Simmons, deputy head of the UK Investment Office at UBSWM, said in a report Thursday that a Brexit reality would be the worst case scenario as far as the market valuation of the FTSE indices are concerned.
“Should UK citizens vote to leave the European Union, we could see the performance of the FTSE100 index fall by over 10%," she cautioned. "The stock market valuation could drop closer towards valuations seen during the 2012 euro crisis, but this would be cushioned by an 8% boost to earnings from the weakness we foresee in the pound.”
Simmons anticipates the FTSE 250 would be in an even more precarious position post-Brexit, “given that the mid-cap index generates 50% of sales in the UK, compared with just 25% for FTSE 100 sales.”
“The index has already underperformed the FTSE 100 this year,” she highlighted. “Meanwhile, a basket of UK and Europe-exposed FTSE 100 companies has also underperformed the market by 5% and 4% respectively.”
A Brexit outcome would also prove challenging for UK-exposed and cyclical sectors, such as banks, insurance, homebuilders and general retail, which have already had a tough year, Simmons indicated. However, “they could regain some lost ground under a vote to remain.”

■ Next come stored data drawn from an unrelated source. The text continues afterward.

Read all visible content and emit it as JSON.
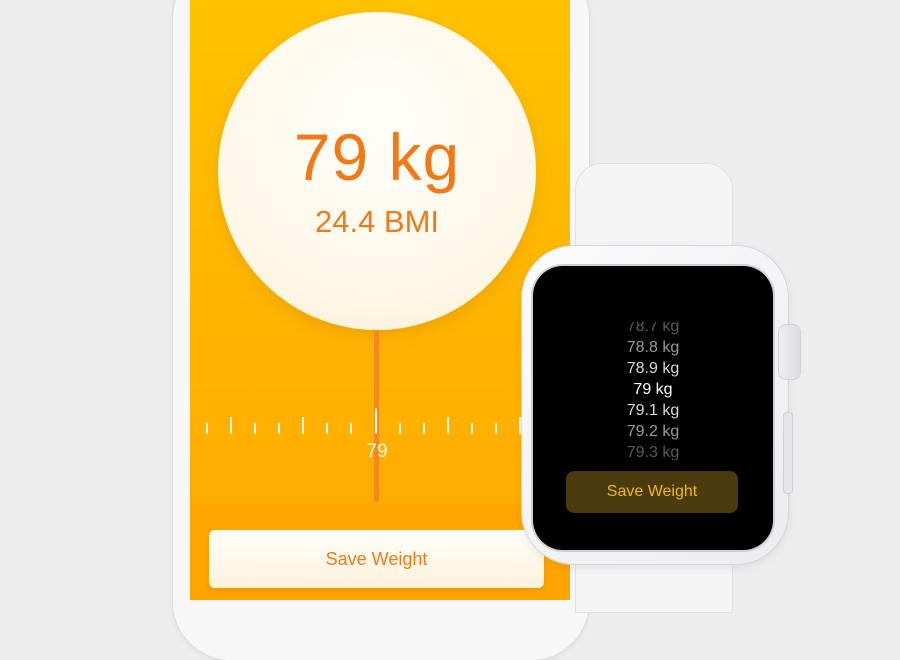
{
  "phone": {
    "weight": "79 kg",
    "bmi": "24.4 BMI",
    "ruler_label": "79",
    "save_button": "Save Weight"
  },
  "watch": {
    "picker_items": [
      "78.7 kg",
      "78.8 kg",
      "78.9 kg",
      "79 kg",
      "79.1 kg",
      "79.2 kg",
      "79.3 kg"
    ],
    "selected_index": 3,
    "save_button": "Save Weight"
  },
  "colors": {
    "accent_orange": "#f07a18",
    "screen_yellow": "#ffb400",
    "watch_button_bg": "#4a3a0d",
    "watch_button_text": "#f2b90f"
  }
}
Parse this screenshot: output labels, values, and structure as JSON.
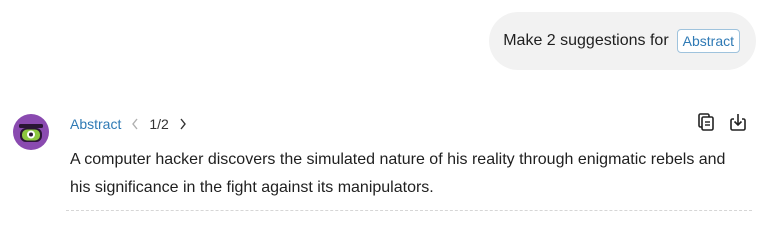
{
  "user_message": {
    "text": "Make 2 suggestions for",
    "mention": "Abstract"
  },
  "response": {
    "field_name": "Abstract",
    "pager": "1/2",
    "text": "A computer hacker discovers the simulated nature of his reality through enigmatic rebels and his significance in the fight against its manipulators.",
    "icons": {
      "prev": "chevron-left-icon",
      "next": "chevron-right-icon",
      "copy": "copy-icon",
      "insert": "insert-icon",
      "avatar": "one-eyed-monster-avatar"
    }
  },
  "colors": {
    "accent": "#2f7ab5",
    "avatar_body": "#8a4ab0",
    "avatar_mouth": "#8dc63f"
  }
}
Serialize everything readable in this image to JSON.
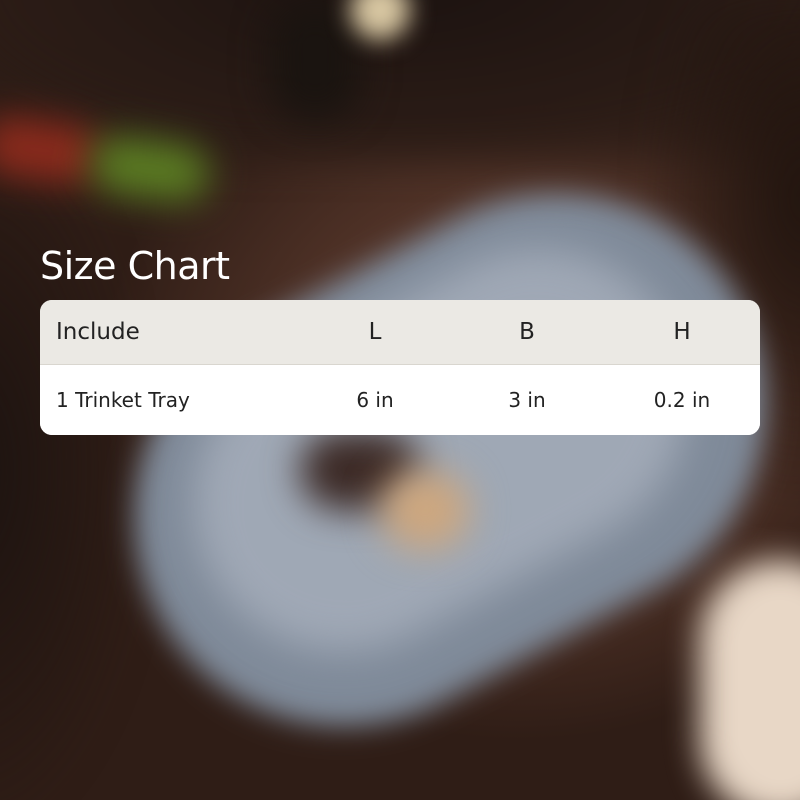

Simmons also foresees a “continued depression” in the commercial real estate sector in the initial period following a leave vote, noting that the London market would be “particularly sensitive.” “The listed real estate sector owns 12% of the UK‘s commercial real estate market and about 60% of their assets are in the London market,” she emphasised.
A vote to remain?
Simmons’ forecast for both the FTSE 100 index and domestic sectors in a remain scenario is far more optimistic. She predicts the FTSE 100 index “could rise by up to 5% as uncertainty fades and consumer and business confidence returns.”
Similarly, many of the domestically focused problem sectors she identified, including commercial real estate, “could regain some lost ground under a vote to remain.”
The point is, the health of the FTSE indices and domestic industries is bound up with international investors’ perception of the UK’s future political and economic stability and the benefits from a stronger or weaker pound, Simmons said.
“Many sectors, such as financial services, some housebuilders and consumer discretionary, have already underperformed the market year to date. Ditto the FTSE 250’s performance versus the FTSE 100. It is likely that these recent moves could be compounded in a Leave scenario or unwound if the UK votes to remain.”